Le plus grand hôpital des quartiers rebelles d’Alep a été bombardé pour la deuxième fois cette semaine alors que le régime et son allié russe poursuivent leur campagne militaire pour reprendre la totalité de la deuxième ville de Syrie.

Depuis son lancement la semaine dernière, cette offensive a permis aux forces pro-gouvernementales de grignoter du terrain aux dépens des rebelles dans le centre et le nord d’Alep, avec l’appui de bombardements qui ont tué des dizaines de civils et entraîné des destructions massives.
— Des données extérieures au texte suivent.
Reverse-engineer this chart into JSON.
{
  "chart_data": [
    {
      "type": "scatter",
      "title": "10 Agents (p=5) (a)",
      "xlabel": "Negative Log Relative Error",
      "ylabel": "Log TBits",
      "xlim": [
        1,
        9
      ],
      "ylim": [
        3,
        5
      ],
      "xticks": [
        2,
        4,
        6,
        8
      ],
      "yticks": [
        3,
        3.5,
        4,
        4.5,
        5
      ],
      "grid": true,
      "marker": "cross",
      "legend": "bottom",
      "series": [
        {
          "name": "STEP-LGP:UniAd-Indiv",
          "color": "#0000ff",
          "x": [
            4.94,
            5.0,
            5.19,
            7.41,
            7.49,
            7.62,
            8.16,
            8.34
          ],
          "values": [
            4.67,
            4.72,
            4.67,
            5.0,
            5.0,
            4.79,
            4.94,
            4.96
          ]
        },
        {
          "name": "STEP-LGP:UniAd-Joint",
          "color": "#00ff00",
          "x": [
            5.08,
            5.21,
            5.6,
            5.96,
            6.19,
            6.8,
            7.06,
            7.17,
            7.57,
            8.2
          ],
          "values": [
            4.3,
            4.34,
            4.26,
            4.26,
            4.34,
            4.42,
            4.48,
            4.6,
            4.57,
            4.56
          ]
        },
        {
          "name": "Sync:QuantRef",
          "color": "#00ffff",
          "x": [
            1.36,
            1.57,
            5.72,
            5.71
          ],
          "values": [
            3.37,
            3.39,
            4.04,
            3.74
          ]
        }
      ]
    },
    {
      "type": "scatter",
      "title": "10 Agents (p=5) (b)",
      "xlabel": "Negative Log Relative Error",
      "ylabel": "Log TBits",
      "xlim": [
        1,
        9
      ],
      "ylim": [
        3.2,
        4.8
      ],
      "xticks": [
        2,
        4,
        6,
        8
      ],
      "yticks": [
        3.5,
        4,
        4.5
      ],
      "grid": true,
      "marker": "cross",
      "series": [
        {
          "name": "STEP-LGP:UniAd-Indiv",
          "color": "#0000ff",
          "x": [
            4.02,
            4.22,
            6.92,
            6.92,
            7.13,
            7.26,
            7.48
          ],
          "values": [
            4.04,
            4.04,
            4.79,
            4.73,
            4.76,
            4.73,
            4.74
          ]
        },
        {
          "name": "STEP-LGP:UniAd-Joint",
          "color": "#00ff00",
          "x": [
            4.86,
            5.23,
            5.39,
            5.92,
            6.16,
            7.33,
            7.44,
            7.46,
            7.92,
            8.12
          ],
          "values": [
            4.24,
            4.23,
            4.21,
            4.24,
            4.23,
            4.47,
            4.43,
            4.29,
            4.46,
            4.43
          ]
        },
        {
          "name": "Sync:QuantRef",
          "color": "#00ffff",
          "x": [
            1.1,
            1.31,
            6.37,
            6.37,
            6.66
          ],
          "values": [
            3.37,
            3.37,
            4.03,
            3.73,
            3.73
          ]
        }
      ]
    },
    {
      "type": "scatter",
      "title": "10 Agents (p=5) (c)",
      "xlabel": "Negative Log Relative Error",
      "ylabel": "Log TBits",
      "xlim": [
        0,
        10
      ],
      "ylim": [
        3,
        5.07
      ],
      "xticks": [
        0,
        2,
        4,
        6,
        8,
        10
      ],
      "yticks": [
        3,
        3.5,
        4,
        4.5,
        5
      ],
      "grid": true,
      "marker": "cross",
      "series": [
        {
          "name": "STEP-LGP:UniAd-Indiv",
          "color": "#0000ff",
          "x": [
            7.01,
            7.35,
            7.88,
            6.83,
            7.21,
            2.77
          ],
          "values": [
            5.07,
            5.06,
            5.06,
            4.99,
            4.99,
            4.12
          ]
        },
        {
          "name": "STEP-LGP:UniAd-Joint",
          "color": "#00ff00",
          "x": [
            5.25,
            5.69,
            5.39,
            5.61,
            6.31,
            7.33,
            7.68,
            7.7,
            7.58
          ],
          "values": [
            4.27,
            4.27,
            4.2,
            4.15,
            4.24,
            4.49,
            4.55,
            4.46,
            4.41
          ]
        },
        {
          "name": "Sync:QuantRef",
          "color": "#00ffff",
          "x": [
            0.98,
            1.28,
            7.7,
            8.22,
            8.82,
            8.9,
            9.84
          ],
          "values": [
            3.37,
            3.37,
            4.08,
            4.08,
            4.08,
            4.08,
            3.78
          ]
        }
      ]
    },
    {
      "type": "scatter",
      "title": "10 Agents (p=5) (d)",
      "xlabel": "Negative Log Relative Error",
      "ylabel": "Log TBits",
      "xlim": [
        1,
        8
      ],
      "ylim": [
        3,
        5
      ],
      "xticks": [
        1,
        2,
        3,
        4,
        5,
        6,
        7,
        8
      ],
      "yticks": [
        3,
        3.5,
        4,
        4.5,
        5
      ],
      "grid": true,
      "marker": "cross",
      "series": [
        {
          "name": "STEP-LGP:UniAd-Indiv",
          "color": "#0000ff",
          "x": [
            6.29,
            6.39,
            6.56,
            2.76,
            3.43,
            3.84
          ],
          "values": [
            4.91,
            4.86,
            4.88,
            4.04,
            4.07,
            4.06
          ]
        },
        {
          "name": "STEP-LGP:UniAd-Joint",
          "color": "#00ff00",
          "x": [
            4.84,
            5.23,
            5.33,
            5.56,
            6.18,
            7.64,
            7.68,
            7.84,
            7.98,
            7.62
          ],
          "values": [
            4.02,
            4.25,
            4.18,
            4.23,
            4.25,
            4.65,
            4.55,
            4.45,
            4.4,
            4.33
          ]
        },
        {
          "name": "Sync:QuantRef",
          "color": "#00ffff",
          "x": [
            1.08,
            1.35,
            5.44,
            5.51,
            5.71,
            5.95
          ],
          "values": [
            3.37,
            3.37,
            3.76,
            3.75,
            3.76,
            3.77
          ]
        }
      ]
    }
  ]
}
Divisée depuis 2012 entre un secteur ouest contrôlé par le régime et des quartiers est aux mains des rebelles, Alep est devenue le principal front du conflit syrien, qui a fait plus de 300 000 morts en cinq ans.

Environ 250 000 personnes, dont 100 000 enfants, vivent dans les quartiers tenus par les insurgés et subissent, selon l’ONU, « la plus grave catastrophe humanitaire jamais vue en Syrie ».

Les efforts diplomatiques pour rétablir un cessez-le-feu en Syrie semblent complètement enlisés même si les États-Unis, qui soutiennent l’opposition au régime, ont assuré vendredi que leurs discussions avec la Russie, alliée de Damas, n’étaient pas encore mortes.

Alors que la situation sanitaire et médicale est déjà catastrophique dans les quartiers rebelles d’Alep, deux barils d’explosifs ont frappé samedi le plus grand hôpital du secteur selon la Syrian American Medical Society (SAMS).

« Et il y a des informations sur l’utilisation d’une bombe à fragmentation », a dit Adham Sahloul, un responsable de cette ONG basée aux États-Unis qui gère l’hôpital. Selon lui, des patients et du personnel médical se trouvaient alors à l’intérieur de l’établissement.

Le secrétaire général de l’ONU Ban Ki-moon avait dénoncé comme des « crimes de guerre » le bombardement mercredi de cet hôpital et d’un autre à Alep.

Selon SAMS, ces deux hôpitaux ont été contraints de suspendre leurs activités et seules six structures hospitalières sont encore en activité dans les quartiers d’Alep contrôlés par les insurgés.

D’après l’Organisation mondiale de la Santé (OMS), la Syrie est le pays le plus dangereux du monde pour les personnels soignants.